A word or two of these whisperings reached Mrs. Gilson's ears. But she only sniffed her contempt, or, showing herself for a moment at the door, chilled by the coldness of her eye the general enthusiasm. Then, woe betide the servant whom she chanced to espy among the idlers. If a man, he was glad to hide himself in the stable; if a woman, she was very likely to go back to her work with a smarting cheek. Even the Troutbeck apothecary, a roistering blade who was making a day of it, kept a wary eye on the door, and, if he could, slipped round the corner when she appeared.

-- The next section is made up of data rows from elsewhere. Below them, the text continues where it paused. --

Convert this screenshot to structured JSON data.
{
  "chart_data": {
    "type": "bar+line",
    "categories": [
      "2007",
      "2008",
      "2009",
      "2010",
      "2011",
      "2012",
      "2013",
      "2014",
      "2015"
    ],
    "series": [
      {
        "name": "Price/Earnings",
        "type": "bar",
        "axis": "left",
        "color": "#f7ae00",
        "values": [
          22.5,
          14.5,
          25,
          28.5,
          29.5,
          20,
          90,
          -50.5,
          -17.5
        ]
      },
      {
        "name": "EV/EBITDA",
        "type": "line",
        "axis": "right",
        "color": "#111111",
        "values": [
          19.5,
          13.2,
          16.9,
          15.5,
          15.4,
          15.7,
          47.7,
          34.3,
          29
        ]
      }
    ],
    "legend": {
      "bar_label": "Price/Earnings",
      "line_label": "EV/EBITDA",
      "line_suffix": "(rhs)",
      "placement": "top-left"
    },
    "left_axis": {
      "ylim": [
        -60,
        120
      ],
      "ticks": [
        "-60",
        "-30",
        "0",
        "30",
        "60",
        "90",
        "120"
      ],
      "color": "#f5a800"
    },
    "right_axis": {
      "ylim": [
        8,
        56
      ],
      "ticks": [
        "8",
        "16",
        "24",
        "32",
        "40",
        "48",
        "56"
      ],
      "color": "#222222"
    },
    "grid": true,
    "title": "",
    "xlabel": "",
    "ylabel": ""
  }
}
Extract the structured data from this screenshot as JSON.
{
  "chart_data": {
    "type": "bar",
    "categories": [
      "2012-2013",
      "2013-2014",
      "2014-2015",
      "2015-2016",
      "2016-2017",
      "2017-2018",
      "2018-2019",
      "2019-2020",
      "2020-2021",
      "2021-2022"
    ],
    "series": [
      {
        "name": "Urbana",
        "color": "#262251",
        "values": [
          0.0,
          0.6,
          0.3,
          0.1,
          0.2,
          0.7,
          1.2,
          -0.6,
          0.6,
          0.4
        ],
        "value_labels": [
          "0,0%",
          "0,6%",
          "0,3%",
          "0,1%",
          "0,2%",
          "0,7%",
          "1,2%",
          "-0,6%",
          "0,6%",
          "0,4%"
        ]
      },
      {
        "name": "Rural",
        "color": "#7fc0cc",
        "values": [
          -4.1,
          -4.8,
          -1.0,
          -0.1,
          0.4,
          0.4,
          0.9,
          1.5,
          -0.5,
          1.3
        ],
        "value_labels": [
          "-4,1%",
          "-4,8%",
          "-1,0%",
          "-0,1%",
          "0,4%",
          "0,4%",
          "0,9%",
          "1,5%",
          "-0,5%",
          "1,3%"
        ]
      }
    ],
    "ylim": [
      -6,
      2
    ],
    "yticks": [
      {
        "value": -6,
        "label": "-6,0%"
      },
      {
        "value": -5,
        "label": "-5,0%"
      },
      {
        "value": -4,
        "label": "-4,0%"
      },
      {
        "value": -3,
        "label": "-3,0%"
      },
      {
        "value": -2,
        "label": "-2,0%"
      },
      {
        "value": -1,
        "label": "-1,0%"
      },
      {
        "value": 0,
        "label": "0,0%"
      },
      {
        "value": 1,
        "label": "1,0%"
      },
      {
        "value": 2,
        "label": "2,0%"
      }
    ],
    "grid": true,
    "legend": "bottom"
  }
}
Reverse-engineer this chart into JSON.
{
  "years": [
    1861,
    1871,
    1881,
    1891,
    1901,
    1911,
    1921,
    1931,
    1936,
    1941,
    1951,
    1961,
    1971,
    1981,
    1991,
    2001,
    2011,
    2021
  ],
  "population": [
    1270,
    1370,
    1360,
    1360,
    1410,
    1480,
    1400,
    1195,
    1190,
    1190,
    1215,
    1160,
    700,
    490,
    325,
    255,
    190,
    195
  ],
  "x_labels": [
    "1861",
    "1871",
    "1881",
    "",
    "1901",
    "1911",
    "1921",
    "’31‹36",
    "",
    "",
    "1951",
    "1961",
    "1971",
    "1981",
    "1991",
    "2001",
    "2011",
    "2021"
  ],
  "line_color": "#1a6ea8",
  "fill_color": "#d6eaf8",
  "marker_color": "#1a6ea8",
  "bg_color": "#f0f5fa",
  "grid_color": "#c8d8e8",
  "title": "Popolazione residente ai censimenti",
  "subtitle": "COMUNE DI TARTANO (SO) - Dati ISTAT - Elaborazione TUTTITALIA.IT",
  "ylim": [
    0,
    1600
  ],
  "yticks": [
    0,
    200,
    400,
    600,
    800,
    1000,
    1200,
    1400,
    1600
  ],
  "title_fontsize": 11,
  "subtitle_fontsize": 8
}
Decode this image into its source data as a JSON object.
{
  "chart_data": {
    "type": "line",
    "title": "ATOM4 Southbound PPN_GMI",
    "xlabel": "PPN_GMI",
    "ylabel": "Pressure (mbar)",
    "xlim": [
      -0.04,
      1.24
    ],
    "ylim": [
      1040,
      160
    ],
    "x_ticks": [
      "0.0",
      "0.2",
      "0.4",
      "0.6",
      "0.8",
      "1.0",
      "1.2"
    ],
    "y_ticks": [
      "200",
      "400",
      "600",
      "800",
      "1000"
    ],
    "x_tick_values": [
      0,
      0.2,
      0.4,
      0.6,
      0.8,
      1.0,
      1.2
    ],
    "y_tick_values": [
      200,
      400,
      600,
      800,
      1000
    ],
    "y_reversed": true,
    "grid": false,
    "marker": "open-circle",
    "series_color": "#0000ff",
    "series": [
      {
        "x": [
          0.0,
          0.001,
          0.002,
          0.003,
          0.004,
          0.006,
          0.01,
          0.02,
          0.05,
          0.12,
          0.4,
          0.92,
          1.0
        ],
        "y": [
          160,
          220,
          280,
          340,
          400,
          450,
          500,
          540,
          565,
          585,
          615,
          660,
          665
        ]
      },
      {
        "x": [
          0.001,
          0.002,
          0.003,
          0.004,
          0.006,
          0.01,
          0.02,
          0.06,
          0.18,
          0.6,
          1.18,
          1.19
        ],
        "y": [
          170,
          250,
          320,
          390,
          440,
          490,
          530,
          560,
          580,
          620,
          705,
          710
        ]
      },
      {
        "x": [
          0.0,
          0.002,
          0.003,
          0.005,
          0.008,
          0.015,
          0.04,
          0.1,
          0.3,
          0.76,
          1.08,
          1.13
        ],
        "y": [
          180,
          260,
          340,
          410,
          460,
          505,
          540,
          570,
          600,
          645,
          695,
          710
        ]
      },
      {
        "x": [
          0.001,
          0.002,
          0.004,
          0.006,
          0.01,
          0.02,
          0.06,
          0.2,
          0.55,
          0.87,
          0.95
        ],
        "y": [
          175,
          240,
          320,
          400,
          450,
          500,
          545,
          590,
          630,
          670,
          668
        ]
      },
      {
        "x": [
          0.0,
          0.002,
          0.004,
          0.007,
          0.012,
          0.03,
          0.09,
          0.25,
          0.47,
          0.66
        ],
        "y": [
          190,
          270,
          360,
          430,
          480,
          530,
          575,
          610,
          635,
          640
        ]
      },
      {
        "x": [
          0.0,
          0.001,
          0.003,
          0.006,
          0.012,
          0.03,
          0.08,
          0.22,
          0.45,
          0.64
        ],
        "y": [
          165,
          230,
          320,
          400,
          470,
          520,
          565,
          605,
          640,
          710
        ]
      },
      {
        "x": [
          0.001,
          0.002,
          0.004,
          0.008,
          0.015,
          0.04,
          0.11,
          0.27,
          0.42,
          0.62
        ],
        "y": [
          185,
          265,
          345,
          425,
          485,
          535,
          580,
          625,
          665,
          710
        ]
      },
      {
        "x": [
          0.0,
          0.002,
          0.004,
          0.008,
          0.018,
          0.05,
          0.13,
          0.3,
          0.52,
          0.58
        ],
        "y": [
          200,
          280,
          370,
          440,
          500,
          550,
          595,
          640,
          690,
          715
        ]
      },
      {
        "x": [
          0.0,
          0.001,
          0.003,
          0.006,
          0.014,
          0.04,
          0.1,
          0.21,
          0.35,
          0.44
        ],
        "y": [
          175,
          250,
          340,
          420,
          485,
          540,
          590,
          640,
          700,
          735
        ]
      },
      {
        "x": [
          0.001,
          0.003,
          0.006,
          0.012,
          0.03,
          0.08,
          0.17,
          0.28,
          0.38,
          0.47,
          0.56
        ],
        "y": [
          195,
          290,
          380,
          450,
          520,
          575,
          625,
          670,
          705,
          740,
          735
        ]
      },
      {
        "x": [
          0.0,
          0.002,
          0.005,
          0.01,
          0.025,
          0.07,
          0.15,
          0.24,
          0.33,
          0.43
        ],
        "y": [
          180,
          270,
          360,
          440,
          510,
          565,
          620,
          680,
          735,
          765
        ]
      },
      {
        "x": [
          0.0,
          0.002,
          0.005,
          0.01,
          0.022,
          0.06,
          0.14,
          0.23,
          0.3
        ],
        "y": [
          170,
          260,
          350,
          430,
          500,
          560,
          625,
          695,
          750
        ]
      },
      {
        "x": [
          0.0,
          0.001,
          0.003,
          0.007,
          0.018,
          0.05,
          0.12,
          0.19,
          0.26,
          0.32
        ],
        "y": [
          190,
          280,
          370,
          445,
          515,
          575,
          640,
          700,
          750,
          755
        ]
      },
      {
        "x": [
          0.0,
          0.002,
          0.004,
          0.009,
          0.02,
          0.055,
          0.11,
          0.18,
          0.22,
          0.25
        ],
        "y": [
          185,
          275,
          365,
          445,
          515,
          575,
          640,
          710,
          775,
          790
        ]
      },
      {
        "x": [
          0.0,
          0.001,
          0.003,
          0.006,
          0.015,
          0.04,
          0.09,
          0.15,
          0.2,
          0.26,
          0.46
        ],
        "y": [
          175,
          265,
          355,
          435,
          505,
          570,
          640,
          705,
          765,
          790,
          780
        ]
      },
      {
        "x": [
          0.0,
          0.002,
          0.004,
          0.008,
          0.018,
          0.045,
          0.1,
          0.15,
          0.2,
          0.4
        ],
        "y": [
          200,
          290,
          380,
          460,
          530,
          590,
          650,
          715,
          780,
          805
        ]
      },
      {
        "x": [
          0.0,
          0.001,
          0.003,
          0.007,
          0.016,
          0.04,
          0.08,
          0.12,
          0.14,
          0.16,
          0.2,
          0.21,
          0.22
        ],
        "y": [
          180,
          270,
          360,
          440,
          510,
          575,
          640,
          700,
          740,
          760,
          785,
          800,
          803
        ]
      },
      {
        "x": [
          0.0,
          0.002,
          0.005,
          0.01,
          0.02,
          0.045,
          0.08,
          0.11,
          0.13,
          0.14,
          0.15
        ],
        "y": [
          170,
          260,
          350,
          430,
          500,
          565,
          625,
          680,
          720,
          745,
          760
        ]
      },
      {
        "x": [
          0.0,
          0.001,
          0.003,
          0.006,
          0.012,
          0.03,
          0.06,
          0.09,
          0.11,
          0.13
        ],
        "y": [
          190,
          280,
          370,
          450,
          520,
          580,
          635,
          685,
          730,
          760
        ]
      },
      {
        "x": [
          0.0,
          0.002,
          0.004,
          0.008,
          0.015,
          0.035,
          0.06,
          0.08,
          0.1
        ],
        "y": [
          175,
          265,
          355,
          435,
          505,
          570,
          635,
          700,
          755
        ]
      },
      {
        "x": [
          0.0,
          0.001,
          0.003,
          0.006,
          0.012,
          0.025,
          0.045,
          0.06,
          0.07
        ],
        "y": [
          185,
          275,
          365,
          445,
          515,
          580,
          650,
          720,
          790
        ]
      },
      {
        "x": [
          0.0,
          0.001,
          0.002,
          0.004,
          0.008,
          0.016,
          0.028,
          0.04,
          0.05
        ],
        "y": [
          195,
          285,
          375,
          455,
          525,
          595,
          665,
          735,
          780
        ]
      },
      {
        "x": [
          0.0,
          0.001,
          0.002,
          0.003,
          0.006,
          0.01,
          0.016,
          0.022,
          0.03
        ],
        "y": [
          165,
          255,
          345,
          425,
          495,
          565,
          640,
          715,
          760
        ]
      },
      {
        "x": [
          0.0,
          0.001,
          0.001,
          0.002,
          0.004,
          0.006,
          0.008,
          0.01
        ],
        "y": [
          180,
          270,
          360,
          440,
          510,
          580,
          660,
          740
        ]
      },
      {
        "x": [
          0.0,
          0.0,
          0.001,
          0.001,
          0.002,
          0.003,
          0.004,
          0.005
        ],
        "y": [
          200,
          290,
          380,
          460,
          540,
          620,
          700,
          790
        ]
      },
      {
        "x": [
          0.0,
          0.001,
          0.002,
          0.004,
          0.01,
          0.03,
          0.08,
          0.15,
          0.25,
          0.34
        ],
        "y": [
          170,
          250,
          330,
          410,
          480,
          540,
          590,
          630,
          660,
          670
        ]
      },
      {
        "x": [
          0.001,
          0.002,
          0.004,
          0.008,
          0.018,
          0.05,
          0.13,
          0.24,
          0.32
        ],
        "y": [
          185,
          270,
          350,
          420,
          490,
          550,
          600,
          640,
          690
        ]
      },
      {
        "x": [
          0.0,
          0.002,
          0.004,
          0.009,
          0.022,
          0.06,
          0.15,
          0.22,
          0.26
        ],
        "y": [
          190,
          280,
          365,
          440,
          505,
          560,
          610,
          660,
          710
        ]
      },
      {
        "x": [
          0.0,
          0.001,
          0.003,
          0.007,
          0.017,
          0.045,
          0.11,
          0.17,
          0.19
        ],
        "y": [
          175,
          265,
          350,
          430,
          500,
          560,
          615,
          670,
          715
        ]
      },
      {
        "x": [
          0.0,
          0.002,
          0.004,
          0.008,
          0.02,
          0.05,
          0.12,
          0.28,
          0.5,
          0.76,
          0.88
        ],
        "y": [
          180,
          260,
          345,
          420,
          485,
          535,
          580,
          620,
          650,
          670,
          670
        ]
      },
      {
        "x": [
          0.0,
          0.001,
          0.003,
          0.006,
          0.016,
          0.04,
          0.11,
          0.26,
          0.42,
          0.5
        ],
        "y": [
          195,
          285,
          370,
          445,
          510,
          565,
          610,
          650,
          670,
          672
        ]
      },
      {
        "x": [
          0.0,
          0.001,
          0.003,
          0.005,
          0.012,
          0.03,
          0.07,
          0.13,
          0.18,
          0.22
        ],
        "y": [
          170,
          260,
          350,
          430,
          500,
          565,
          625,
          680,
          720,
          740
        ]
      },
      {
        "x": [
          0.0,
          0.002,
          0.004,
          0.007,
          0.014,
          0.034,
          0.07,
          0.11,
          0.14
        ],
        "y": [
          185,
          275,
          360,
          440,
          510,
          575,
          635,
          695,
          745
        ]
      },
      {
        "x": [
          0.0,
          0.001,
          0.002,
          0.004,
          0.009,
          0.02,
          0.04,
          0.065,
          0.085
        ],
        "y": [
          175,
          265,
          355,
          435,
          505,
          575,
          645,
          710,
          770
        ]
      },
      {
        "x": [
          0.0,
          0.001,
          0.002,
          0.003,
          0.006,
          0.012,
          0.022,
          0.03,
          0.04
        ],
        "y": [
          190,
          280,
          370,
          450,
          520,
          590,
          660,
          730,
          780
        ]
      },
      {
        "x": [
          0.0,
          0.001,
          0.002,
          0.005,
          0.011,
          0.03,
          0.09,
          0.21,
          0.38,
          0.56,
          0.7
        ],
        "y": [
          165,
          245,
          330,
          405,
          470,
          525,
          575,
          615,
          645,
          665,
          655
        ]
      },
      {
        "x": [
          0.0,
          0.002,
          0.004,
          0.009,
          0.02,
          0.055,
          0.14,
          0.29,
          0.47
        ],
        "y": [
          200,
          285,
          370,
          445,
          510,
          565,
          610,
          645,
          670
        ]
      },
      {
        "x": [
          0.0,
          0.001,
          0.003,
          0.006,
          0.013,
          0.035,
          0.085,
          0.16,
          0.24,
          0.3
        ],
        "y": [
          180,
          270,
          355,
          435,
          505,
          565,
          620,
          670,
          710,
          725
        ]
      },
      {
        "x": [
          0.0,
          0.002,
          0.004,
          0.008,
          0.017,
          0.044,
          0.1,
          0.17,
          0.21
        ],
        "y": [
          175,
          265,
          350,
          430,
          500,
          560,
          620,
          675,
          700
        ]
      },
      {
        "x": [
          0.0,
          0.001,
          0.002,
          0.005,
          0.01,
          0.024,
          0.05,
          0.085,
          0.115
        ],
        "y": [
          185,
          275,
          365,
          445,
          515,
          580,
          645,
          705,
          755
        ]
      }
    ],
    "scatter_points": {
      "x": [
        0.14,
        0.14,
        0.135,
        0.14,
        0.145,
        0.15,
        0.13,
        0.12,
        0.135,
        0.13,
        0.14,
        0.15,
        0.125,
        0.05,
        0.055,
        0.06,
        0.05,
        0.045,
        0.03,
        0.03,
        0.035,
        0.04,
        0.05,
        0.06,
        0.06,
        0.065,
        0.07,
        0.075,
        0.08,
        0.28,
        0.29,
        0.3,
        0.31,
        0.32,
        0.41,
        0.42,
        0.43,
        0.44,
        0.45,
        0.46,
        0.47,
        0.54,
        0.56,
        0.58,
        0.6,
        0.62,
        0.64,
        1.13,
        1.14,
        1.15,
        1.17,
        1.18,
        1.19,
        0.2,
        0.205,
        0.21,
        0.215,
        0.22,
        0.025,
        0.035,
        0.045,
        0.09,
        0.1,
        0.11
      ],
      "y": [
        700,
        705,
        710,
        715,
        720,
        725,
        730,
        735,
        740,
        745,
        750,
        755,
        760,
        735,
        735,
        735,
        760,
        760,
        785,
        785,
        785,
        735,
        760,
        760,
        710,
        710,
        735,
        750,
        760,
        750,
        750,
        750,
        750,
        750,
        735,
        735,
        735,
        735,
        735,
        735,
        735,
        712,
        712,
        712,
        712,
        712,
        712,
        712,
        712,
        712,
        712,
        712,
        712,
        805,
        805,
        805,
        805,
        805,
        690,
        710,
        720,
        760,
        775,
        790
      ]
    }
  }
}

But Juno herself had her moments of failure, and no mortals are exempt from them. About four in the afternoon Mrs. Gilson got a shock. Modest Ann, her face redder than usual, came to her and whispered in her ear. In five seconds the landlady's face was also redder than usual, and her frown was something to see. She rose.

"I don't believe it!" she answered. "You are daft, woman, to think of such a thing!"

"It's true, missus, as I stand here!" Ann declared.

"To Kendal gaol? To-night!"

"That very thing! And her"--with angry fervour--"scarce more than a child, as you may say!"

"Old enough to make a fool of herself!" Mrs. Gilson retorted spitefully. "But I don't believe it!" she added. "You've heard amiss, my girl!"

"Well, you'll see," the woman answered. "'Twill be soon settled. The justice is crossing the road now, and that Bishop with him; and that little wizened chap of a clerk that makes up the Salutation books. And the man that keeps the gaol at Appleby: they've been waiting for him--he's to take her. And there's a chaise ordered to be ready if it's wanted. It's true, as I stand here!"

Mrs. Gilson's form swelled until it was a wonder the whalebone stood. But in those days things were of good British make.

"A chaise?" she said.

"Yes."

"There's no chaise," the landlady answered firmly, "goes from here on that errand!"

Modest Ann knew that when her mistress spoke in that tone the thing was as good as done. But the waiting-maid, whose heart, for all her temper, was softer than her features, at which Jim the ostler was supposed to boggle, was not greatly comforted.

"They'll only send to the Salutation," she said despondently.

"Let them send!" the landlady replied. And taking off her apron, she prepared to face the enemy. "They'll talk to me before they do!"

But Ann, great as was her belief in her mistress, shook her head.

"What can you do against the law?" she muttered. "I wish that Bishop may never eat another morsel of hot victuals as long as he lives! Gravy with the joint? Never while I am serving!"